Il 17 Aprile del 2014 ci lasciava Gabriel Garcia Marquez.
In molti oggi lo ricorderanno per i suoi romanzi, da Cent’anni di solitudine, che gli valse la fama mondiale a L’amore ai tempi del colera, pubblicato dopo aver ricevuto il Premio Nobel per la Letteratura nel 1982. In molti lo ricorderanno per essere uno dei maggiori esponenti di una corrente letteraria tutta latinoamericana, il “realismo magico”, riducendolo ad un araldo della letteratura latinoamericana e sottolineando la parte magica, fantasiosa della sua scrittura.
Noi invece vogliamo ricordare il “realismo” che lo ha ispirato. Il realismo della sua terra, la Colombia, dove nasce il 6 marzo 1927 ad Aracataca, municipio adagiato nell’entroterra caraibico e sommerso dai latifondi. In Cent’anni di solitudine, troviamo un insignificante avventuriero Mr. Herbert, che assaggia casualmente una banana, poi un’altra, poi ancora fino a divorare un intero casco di banane: immagine magica di un realismo spietato, quello della multinazionale United Fruit Company che, insaziabile, divora a ripetizione uomini e terre.
“Ma continuò a mangiare mentre parlava, assaporando, masticando più con introversione di savio che con godimento di buongustaio, e quando finì il primo casco pregò che gliene portassero un altro”.
Anche nei suoi esordi da scrittore, La hojarasca, El coronel no tiene quien le escriba e La mala hora, Marquez ci racconta la realtà colombiana, dove i partiti oligarchici, il liberale e il conservatore, tanto indistinguibili quanto identici, danno vita ad una macabra danza di violenza, il cui unico risultato è un’ eterno sottosviluppo.
Ma prima del successo riscosso da romanziere, Marquez è stato una delle più apprezzate firme del giornalismo colombiano. Il suo Racconto di un naufrago è un’intervista in 14 puntate a un militare colombiano, miracolosamente sopravvissuto dopo esser caduto in mare da un cacciatorpediniere della marina colombiana, assieme ad altri commilitoni. L’intervista rivelerà che il cacciatorpediniere non era rimasto vittima di un naufragio, ma trasportava merci di contrabbando e proprio il peso eccessivo aveva causato la caduta in mare dei marinai. L’intervista scatenerà l’ira del Generale Rojas Pinilla, allora Presidente della Colombia, e comporterà la chiusura del giornale, oltre che costringere Marquez a spostarsi a Parigi.

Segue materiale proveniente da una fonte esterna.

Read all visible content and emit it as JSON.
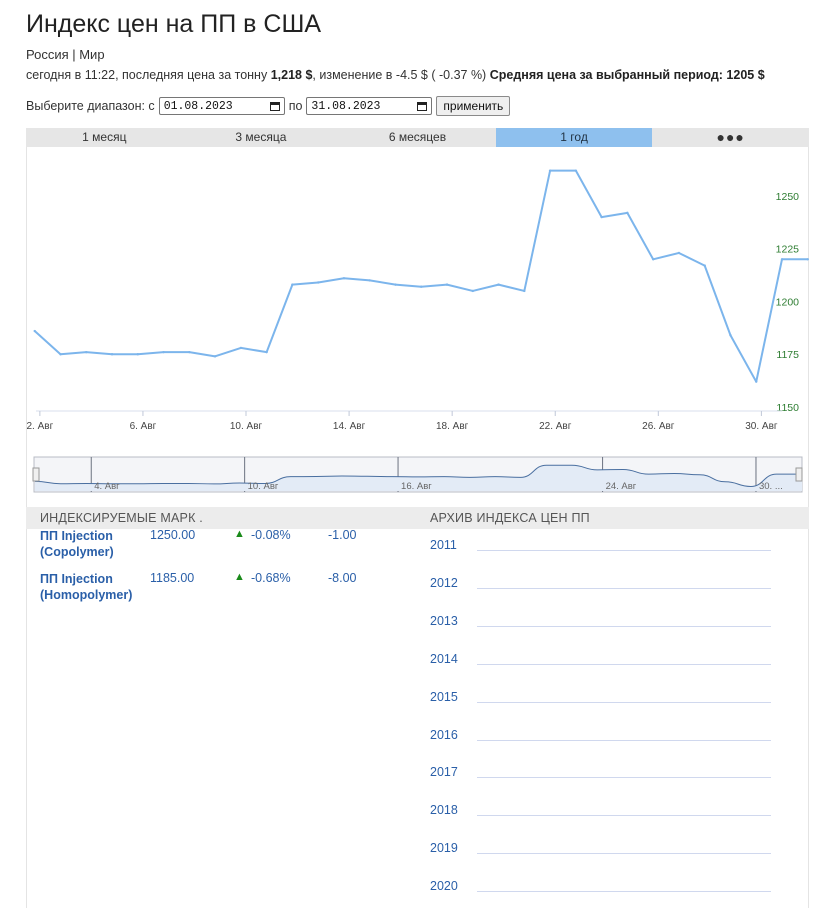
{
  "header": {
    "title": "Индекс цен на ПП в США",
    "region": "Россия | Мир"
  },
  "summary": {
    "prefix": "сегодня в 11:22, последняя цена за тонну",
    "last_price": "1,218 $",
    "change_text": ", изменение в -4.5 $ ( -0.37 %)",
    "avg_label": "Средняя цена за выбранный период: 1205 $"
  },
  "range": {
    "label_from": "Выберите диапазон: с",
    "from_value": "01.08.2023",
    "label_to": "по",
    "to_value": "31.08.2023",
    "apply_label": "применить"
  },
  "tabs": [
    {
      "label": "1 месяц",
      "active": false
    },
    {
      "label": "3 месяца",
      "active": false
    },
    {
      "label": "6 месяцев",
      "active": false
    },
    {
      "label": "1 год",
      "active": true
    },
    {
      "label": "●●●",
      "active": false
    }
  ],
  "chart_data": {
    "type": "line",
    "title": "",
    "xlabel": "",
    "ylabel": "",
    "x_ticks": [
      "2. Авг",
      "6. Авг",
      "10. Авг",
      "14. Авг",
      "18. Авг",
      "22. Авг",
      "26. Авг",
      "30. Авг"
    ],
    "y_ticks": [
      1150,
      1175,
      1200,
      1225,
      1250
    ],
    "ylim": [
      1150,
      1259
    ],
    "xlim": [
      1.85,
      30.8
    ],
    "grid": false,
    "y_axis_side": "right",
    "line_color": "#7cb5ec",
    "series": [
      {
        "name": "",
        "x": [
          1.8,
          2.8,
          3.8,
          4.8,
          5.8,
          6.8,
          7.8,
          8.8,
          9.8,
          10.8,
          11.8,
          12.8,
          13.8,
          14.8,
          15.8,
          16.8,
          17.8,
          18.8,
          19.8,
          20.8,
          21.8,
          22.8,
          23.8,
          24.8,
          25.8,
          26.8,
          27.8,
          28.8,
          29.8,
          30.8,
          31.8
        ],
        "values": [
          1186,
          1175,
          1176,
          1175,
          1175,
          1176,
          1176,
          1174,
          1178,
          1176,
          1208,
          1209,
          1211,
          1210,
          1208,
          1207,
          1208,
          1205,
          1208,
          1205,
          1262,
          1262,
          1240,
          1242,
          1220,
          1223,
          1217,
          1184,
          1162,
          1220,
          1220
        ]
      }
    ]
  },
  "navigator": {
    "tick_labels": [
      "4. Авг",
      "10. Авг",
      "16. Авг",
      "24. Авг",
      "30. ..."
    ]
  },
  "indices": {
    "title": "ИНДЕКСИРУЕМЫЕ МАРК .",
    "items": [
      {
        "name": "ПП Injection (Copolymer)",
        "price": "1250.00",
        "arrow": "▲",
        "pct": "-0.08%",
        "abs": "-1.00"
      },
      {
        "name": "ПП Injection (Homopolymer)",
        "price": "1185.00",
        "arrow": "▲",
        "pct": "-0.68%",
        "abs": "-8.00"
      }
    ]
  },
  "archive": {
    "title": "АРХИВ ИНДЕКСА ЦЕН ПП",
    "years": [
      "2011",
      "2012",
      "2013",
      "2014",
      "2015",
      "2016",
      "2017",
      "2018",
      "2019",
      "2020"
    ]
  },
  "colors": {
    "accent_tab": "#8ec0ee",
    "line": "#7cb5ec",
    "link": "#2a5fa8",
    "up_arrow": "#1a8a1a",
    "y_tick": "#2e7d32"
  }
}
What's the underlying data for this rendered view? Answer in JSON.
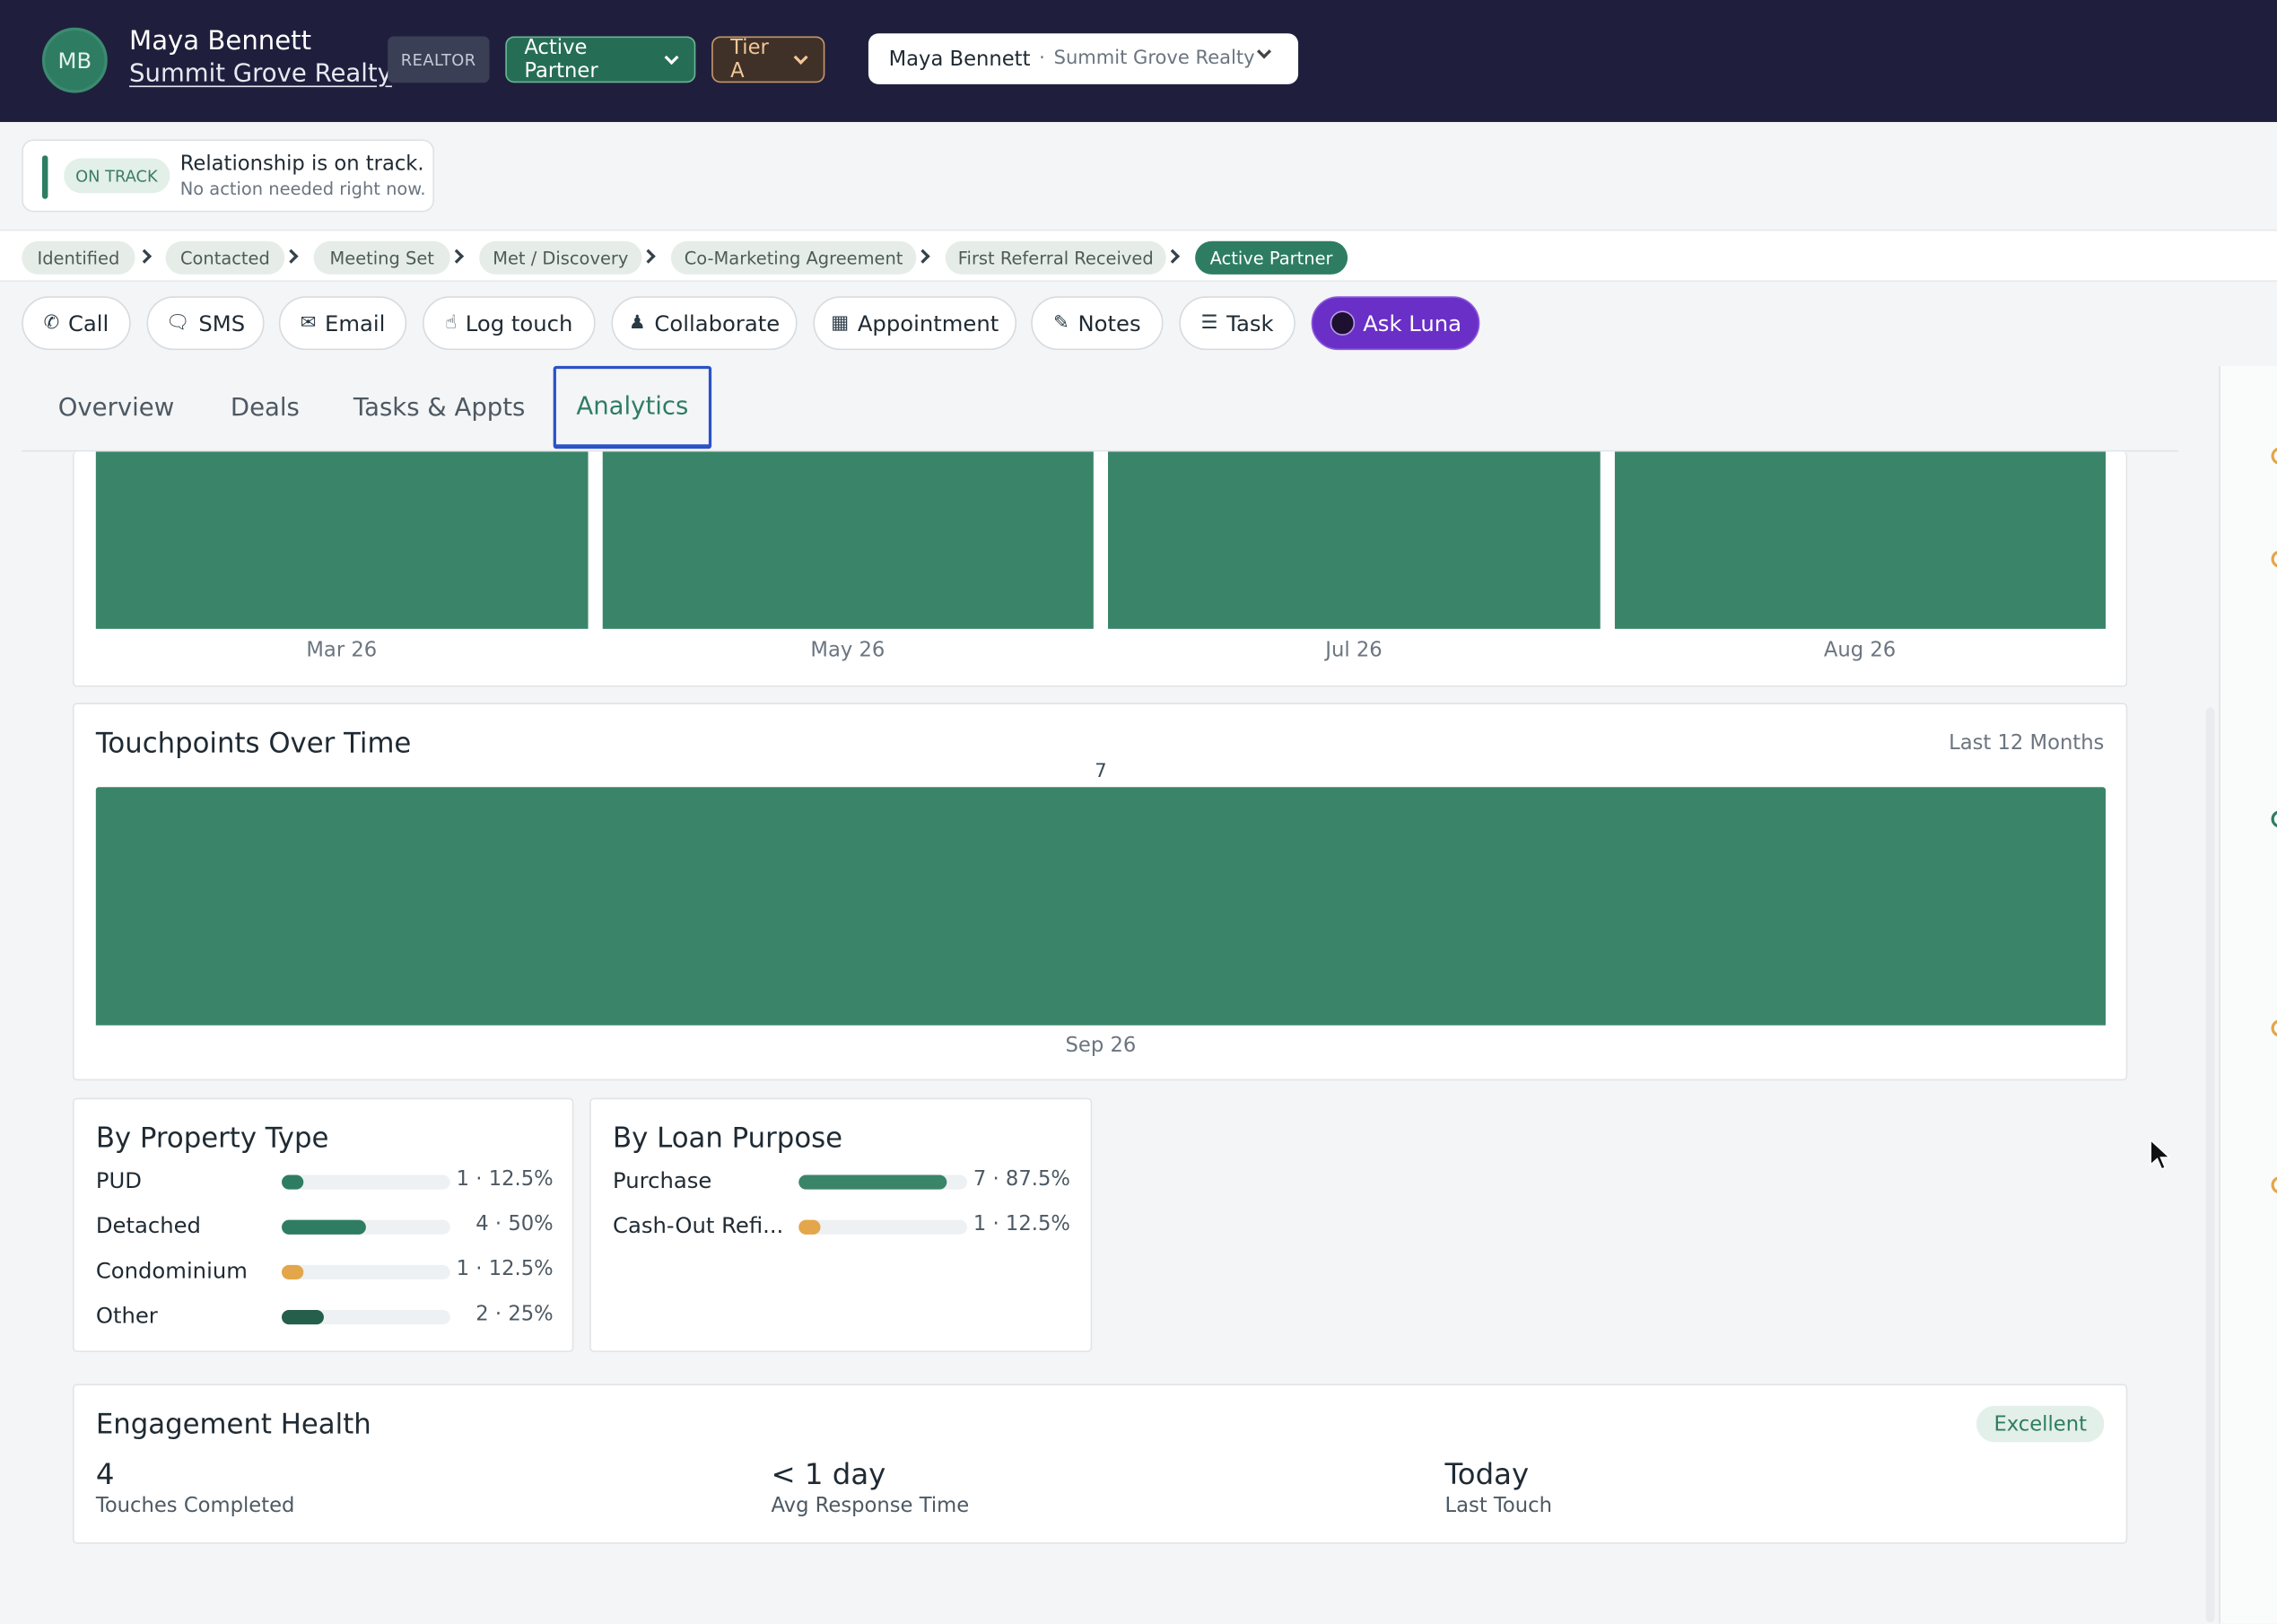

Proprio alla sua attività da giornalista si deve l’amicizia e la stima profonda con Fidel Castro, amicizia e stima che non rinnegherà mai. All’alba della Rivoluzione cubana, nel 1959, Marquez si trasferisce a La Habana ed inizia a lavorare per Prensa Latina assieme ad altri intellettuali latinoamericani, segnatamente Rodolfo Walsh, Carlos Maria Gutierrez e Leonardo Acosta. Per Prensa Latina farà il corrispondente da New York dove rimarrà poco più di un anno. Nel 1961, il fallimentare attacco statunitense alla Baia dei Porci, costerà a Marquez le attenzioni della CIA e lo costringerà a rifugiarsi in Messico prima e successivamente a Barcellona.
Vogliamo chiudere il nostro ricordo di Marquez citando il suo discorso in occasione della premiazione per il Premio Nobel. Gabriel Garcia Marquez espresse tutta l’amarezza per l’incomprensione e l’indifferenza con cui si percepiva e si giudicava l’America Latina:
“Ma credo che gli europei di spirito chiarificatore, quelli che anche qui lottano per una patria grande più umana e più giusta, potrebbero aiutarci meglio se rivedessero a fondo il loro modo di vederci. La solidarietà con i nostri sogni non ci farebbe sentire meno soli, se si concretizzasse con atti di appoggio legittimo ai popoli che assumono l’illusione di avere una vita propria nella commedia del mondo.
L’America Latina non vuole né deve essere un alfiere senza volontà, né c’è nulla di chimerico se i suoi disegni di indipendenza e originalità diventano un’aspirazione occidentale. Ciò nonostante, i progressi della navigazione che hanno ridotto tante distanze tra le nostre Americhe e l’Europa sembrano aver aumentato invece la nostra distanza culturale. Perché l’originalità che ci si concede senza riserve nella letteratura la si nega con ogni tipo di sospetto ai nostri tentativi così difficili di cambiamento sociale? Perché pensare che la giustizia sociale che gli europei avanzati cercano di imporre nei loro paesi non possa essere anche un obiettivo latinoamericano con metodi diversi in condizioni differenti?”